As she slept, it occurred to me that she and I had never done this before. I had cradled newborn Jacob and Liam in my arms and held them in wonder as they slept in the hospital after they were born. Jamilet and I had never had that time. She came to us at age 13 months as a foster child, already a good napper and sleeper. There had never been a reason to hold her as she slept. But now there was.
            As she slept, I rubbed her skin, that unbelievably soft baby skin. Trapped in an E.R. room, two days before Thanksgiving, I understood that this was my time to experience newborn Jamilet.

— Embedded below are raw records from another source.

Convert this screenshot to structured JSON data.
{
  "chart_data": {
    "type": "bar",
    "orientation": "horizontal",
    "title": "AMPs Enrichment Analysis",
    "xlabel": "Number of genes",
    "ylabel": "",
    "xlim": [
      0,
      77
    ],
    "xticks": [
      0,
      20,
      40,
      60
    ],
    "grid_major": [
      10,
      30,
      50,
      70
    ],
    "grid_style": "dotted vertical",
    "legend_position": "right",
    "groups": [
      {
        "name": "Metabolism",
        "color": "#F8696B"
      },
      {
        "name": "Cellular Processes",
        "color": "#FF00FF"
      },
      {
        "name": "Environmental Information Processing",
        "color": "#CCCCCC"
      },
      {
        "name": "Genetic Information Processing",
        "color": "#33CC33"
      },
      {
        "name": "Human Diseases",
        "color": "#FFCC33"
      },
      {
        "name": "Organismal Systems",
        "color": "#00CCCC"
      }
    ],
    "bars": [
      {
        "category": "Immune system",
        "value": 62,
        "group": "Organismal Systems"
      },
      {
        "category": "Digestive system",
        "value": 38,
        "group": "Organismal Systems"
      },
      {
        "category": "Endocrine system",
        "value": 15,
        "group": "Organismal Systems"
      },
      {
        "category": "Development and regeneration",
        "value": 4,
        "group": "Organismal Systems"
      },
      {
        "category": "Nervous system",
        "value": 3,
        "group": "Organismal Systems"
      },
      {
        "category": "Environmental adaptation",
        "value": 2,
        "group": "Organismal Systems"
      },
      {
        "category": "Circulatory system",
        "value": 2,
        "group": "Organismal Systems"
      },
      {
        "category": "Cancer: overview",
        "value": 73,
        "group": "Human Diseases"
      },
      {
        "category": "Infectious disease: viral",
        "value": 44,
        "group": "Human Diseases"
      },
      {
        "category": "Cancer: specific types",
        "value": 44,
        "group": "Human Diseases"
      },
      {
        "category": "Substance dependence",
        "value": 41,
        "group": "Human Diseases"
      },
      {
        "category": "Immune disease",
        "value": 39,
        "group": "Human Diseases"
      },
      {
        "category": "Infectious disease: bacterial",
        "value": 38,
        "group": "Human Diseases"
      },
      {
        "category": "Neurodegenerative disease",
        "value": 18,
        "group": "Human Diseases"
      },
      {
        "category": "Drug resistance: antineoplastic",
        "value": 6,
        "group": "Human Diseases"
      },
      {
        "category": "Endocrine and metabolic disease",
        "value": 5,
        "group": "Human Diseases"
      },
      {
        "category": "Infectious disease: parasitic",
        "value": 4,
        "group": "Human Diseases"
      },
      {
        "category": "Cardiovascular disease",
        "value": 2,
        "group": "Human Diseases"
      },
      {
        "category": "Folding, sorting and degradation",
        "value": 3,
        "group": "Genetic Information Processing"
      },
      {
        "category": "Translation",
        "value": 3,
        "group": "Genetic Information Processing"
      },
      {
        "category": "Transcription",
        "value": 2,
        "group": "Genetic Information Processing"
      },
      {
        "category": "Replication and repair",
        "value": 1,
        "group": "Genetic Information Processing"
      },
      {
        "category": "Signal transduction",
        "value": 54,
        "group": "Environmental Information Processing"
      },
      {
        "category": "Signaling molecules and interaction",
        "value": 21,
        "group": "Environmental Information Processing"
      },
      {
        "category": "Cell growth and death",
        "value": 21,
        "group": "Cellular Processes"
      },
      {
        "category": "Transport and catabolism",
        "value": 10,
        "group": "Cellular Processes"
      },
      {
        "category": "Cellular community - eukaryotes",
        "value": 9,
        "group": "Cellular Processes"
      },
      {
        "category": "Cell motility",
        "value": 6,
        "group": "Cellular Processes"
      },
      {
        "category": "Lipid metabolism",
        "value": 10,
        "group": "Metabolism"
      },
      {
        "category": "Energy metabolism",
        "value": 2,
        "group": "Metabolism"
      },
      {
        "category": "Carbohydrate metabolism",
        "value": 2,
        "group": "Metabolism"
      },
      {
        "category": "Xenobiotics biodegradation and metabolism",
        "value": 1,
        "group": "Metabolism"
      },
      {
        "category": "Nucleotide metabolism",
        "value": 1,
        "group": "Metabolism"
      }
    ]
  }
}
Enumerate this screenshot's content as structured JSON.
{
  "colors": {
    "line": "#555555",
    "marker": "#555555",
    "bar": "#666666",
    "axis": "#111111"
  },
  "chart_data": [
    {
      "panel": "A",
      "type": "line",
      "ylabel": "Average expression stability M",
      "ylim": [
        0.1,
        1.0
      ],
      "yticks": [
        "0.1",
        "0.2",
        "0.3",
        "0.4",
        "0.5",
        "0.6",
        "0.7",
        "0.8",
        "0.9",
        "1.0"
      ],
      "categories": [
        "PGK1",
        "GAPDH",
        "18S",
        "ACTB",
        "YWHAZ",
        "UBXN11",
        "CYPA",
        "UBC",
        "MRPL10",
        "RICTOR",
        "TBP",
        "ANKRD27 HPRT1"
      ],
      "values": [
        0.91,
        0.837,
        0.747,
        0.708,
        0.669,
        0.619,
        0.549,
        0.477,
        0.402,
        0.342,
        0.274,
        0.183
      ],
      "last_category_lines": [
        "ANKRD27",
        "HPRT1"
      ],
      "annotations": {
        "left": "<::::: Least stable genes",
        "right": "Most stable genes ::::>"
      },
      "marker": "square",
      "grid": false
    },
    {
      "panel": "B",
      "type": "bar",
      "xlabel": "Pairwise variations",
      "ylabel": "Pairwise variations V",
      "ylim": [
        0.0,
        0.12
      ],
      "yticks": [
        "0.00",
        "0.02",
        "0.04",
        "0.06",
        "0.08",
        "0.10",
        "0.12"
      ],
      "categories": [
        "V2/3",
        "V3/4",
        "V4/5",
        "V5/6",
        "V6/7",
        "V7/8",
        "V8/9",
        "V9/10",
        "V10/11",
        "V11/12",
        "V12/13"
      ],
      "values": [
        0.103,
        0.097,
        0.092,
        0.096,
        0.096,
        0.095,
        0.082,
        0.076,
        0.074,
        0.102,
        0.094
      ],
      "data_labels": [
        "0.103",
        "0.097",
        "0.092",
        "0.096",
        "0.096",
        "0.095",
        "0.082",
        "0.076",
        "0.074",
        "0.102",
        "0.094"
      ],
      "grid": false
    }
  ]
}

            And so I did. I let go of all the things I had to do, and gave thanks for the emergency that was not. I marveled at my sleeping daughter. I fingered her curls, and gently touched her lips. I watched her heartbeat on the monitor as I felt it against my chest. I prayed for her — thanking God for the gift of her life. Thanking God that our afternoon at the hospital was all for nothing. For nothing at all.